Il 14 luglio, cento anni fa, è nato Ingmar Bergman, uno dei più grandi registi del mondo, che ovviamente ha influenzato molti altri registi dopo di lui a cominciare da Woody Allen.
Io, grazie a lui (e a Fellini) da ragazzina m’innamorai perdutamente del cinema con una sfrenata passione che non mi abbandonerà mai più.
Ricordo perfettamente quando vidi per la prima volta un suo film in una cineteca milanese. Era “Il posto delle fragole” e già dalla scena iniziale (il sogno-incubo dove il protagonista si aggira smarrito in strade notturne e deserte con orologi senza lancette e l’arrivo di un’inquietante carrozza funebre) trovai emozioni e interrogativi che mi appartenevano: l’esplorazione dentro di sè e i dubbi sull’esistenza di Dio.
Bergman come molti artisti è riuscito a penetrare nel mondo dell’inconscio meglio di tanti psicoanalisti e leggendo poi la sua bellissima autobiografia “Lanterna magica” sono rimasta affascinata dalla brutale sincerità in cui si racconta mettendosi a nudo senza pietà… ”ero un pessimo amante, in veste di conversatore parlavo ininterrottamente di me stesso. In seguito ci fidanzammo e ci ingannammo subito reciprocamente. Cecilia pose fine alla nostra relazione sostenendo che non sarei mai diventato qualcuno, parere che condivideva coi miei genitori, con me stesso e con altre persone che mi stavano intorno”.
Tutto il libro parla dei suoi problemi psicosomatici, del terribile rapporto col padre, delle tumultuose relazioni con le donne e io ho sempre pensato che a volte la nevrosi può essere per un artista un terreno fertile per la creatività (oltre che un’autoterapia). Meno male che Proust o Picasso o tanti altri grandi artisti non si sono fatti curare dagli psicoanalisti, così noi miseri mortali abbiamo potuto gioire dei loro tormentati capolavori.
Bergman è stato un uomo infedele e certamente ha fatto soffrire molte delle sue mogli e amanti (lui stesso lo ammette) eppure è uno dei registi che più di altri ci ha lasciato meravigliosi ritratti femminili; anzi, le donne sono sempre state le vere protagoniste dei suoi film ( “Persona”, “Le soglie della vita”, “Sussurri e grida” e tanti altri). Per non parlare di “Scene da un matrimonio” certamente autobiografico in cui Bergman penetra come una lama dentro a tutte le fasi di una lunga storia d’amore – dalla passione iniziale ai tradimenti alle recriminazioni alla gelosia alla nostalgia alla rielaborazione dei sentimenti – e ognuno di noi non può che riconoscersi in qualcuno dei tanti momenti raccontati.

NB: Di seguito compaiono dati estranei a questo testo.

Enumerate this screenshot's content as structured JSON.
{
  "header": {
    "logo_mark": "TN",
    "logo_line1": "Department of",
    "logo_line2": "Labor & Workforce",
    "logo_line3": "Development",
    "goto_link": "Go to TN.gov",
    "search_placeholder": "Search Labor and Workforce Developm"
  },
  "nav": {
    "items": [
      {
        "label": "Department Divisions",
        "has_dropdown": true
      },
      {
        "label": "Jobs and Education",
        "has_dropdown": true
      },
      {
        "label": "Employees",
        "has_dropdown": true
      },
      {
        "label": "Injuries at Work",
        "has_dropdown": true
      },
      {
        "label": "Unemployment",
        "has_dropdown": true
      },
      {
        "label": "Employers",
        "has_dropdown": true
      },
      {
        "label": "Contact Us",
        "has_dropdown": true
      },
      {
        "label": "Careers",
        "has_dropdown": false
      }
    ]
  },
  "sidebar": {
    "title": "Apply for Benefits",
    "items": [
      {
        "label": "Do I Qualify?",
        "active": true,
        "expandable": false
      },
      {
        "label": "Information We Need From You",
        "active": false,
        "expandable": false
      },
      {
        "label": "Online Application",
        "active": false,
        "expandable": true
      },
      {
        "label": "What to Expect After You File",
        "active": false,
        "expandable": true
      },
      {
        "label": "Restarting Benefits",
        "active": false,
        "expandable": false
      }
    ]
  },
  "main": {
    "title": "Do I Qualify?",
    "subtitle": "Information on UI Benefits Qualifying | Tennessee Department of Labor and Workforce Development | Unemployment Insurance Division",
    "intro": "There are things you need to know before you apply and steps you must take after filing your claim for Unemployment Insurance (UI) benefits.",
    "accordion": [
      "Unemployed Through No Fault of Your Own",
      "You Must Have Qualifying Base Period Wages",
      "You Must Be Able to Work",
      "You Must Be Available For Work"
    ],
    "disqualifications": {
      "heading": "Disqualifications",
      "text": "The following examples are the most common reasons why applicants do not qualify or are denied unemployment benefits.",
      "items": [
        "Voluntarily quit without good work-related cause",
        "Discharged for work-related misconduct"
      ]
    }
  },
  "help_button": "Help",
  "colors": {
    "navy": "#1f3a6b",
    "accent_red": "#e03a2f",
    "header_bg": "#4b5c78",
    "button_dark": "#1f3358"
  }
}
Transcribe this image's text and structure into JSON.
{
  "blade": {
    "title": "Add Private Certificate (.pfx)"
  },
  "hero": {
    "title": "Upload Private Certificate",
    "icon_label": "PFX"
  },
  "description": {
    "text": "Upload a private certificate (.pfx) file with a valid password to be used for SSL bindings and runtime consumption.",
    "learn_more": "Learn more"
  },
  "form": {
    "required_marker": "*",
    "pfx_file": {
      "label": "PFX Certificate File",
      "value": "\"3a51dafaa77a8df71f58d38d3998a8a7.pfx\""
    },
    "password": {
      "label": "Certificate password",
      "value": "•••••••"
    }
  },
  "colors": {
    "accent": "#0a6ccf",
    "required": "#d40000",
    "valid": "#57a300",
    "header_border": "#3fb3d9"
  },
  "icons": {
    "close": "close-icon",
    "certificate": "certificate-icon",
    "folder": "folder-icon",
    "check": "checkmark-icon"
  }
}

Ma Bergman è stato anche capace di essere lieve e ironico come in “L’occhio del diavolo” o in “Sorrisi di una notte d’estate”. Mi dispiace molto che la televisione non trasmetta mai i suoi film ma temo che i giovani non possano apprezzarli perché siamo abituati ormai tutti a ritmi più veloci. Anche i film non di azione ma per certi versi simili (quelli intimistici e introspettivi) sono comunque girati con maggiore rapidità.
Ma certe sue inquadrature sono così potenti che mi sono rimaste stampate in modo indelebile nella memoria, come la rappresentazione dell’attore che interpreta la morte nel “Settimo sigillo”. E’ bastato quella specie di passamontagna senza trucchi particolari o effetti speciali per trasmettermi inquietudine.
Concludo con una frase che potrebbe essere anche mia (ma quanti dialoghi nei film di Bergman ho sentito miei!) ed è quella di un’attrice che nel “Settimo sigillo” è aggrappata all’albero della vita e chiede supplicando: “esistono regole speciali per i buffoni e per gli attori?”
Ma la morte dice no mentre imperterrita continua inesorabilmente a segare con la sua falce il tronco.